LISTA DE ABREVIAÇÕES

ºC graus Celsius

CTAB Brometo de cetiltrimetilamônio

DNA Ácido desoxirribonucléico

dNTP Desoxiribonucléico trisfotato

EDTA Ácido etilenodianinotetracético

ng nanograma

µg micrograma

mg miligrama

ml mililitro

µl microlitro

M molar

mM milimolar

pb pares de base

PCR reação em cadeia da polimerase

pH potencial hidrogênico

pmol picomoles

PVP polivinilpirrolidona

rpm rotações por minuto

TAE tampão tris, acetato e EDTA

TE tampão tris EDTA

Tris tri- hidroximetil aminometano

V volts

1

I. INTRODUÇÃO

A filogeografia é um campo de estudo que vem crescendo nas últimas duas

décadas, desde que foi proposta em 1987 pelo biólogo John C. Avise. Pelo fato de ser

uma disciplina que lida com o arranjo espacial das linhagens genéticas, a

“filogeografia” tornou-se um campo de estudo conveniente para tratar relações

genealógicas dentro das dimensões espaciais e temporais da microevolução (Avise,

2009). A arquitetura genética espacial de qualquer espécie é o resultado complexo de

fatores demográficos contemporâneos, forças ecológicas e de fatores biogeográficos, os

quais vêm atuando ao longo da história evolutiva de uma espécie (Walker & Avise,

1998). O uso dos genomas citoplasmáticos (cpDNA - cloroplasto e mtDNA -

mitocondrial) é extremamente adequado em estudos filogenéticos. Devido à herança

uniparental e ao fato de não ocorrer recombinação nestes genomas, linhagens podem ser

identificadas e inferências filogenéticas podem ser feitas ao nível intra-específico

(Walker & Avise, 1998; Ouborg et al., 1999). Em plantas, o uso de marcadores

moleculares do genoma do cloroplasto, que apresenta herança uniparental materna para

a maioria das angiospermas, tem mostrado ser uma ferramenta adequada para estudos

filogeográficos. O polimorfismo encontrado neste genoma tem permitido identificar

padrões filogeográficos em espécies vegetais e assim conhecer os processos envolvidos

na formação de tais padrões (Hamza, 2010).

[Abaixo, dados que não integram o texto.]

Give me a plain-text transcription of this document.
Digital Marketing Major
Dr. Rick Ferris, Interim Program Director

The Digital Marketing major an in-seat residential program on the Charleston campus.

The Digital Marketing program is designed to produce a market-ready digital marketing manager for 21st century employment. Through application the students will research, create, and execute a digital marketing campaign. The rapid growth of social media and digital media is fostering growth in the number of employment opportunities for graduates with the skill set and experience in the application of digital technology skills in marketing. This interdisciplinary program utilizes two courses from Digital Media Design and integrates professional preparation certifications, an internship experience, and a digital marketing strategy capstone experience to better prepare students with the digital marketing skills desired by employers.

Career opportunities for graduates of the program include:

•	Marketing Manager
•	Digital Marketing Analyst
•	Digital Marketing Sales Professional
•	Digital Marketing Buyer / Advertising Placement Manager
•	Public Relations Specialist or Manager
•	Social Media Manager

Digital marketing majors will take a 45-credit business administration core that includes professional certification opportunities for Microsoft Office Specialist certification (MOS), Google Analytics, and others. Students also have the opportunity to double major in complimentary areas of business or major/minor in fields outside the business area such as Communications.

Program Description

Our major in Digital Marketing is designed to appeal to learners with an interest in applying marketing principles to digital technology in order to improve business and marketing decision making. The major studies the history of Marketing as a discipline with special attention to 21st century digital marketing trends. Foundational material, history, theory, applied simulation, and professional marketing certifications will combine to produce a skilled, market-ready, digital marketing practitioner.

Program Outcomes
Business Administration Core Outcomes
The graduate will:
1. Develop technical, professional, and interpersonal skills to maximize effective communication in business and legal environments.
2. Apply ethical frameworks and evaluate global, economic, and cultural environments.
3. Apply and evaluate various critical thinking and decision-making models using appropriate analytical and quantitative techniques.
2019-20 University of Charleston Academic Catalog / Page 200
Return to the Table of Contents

Poucos ainda são os estudos filogeográficos de plantas nos neotrópicos,

principalmente daquelas com ampla distribuição (Lira et al., 2003; Lorenz-Lemke et al.,

2005; Andrade et al., 2007; Dick et. al., 2007; Dick & Heuertz, 2008; Palma-Silva,

2008; Colevatti et al., 2009; Ramos et al., 2009; Lemes et al., 2010; Ribeiro et al.,

2011). O conhecimento dos padrões filogeográficos de espécies com ampla distribuição

pode contribuir ao conhecimento da história evolutiva das populações, principalmente

daquelas situadas em diferentes complexos vegetacionais. A identificação destes

padrões pode dar suporte ao conhecimento da história de formação dos biomas, e

contribuir para a conservação dos mesmos.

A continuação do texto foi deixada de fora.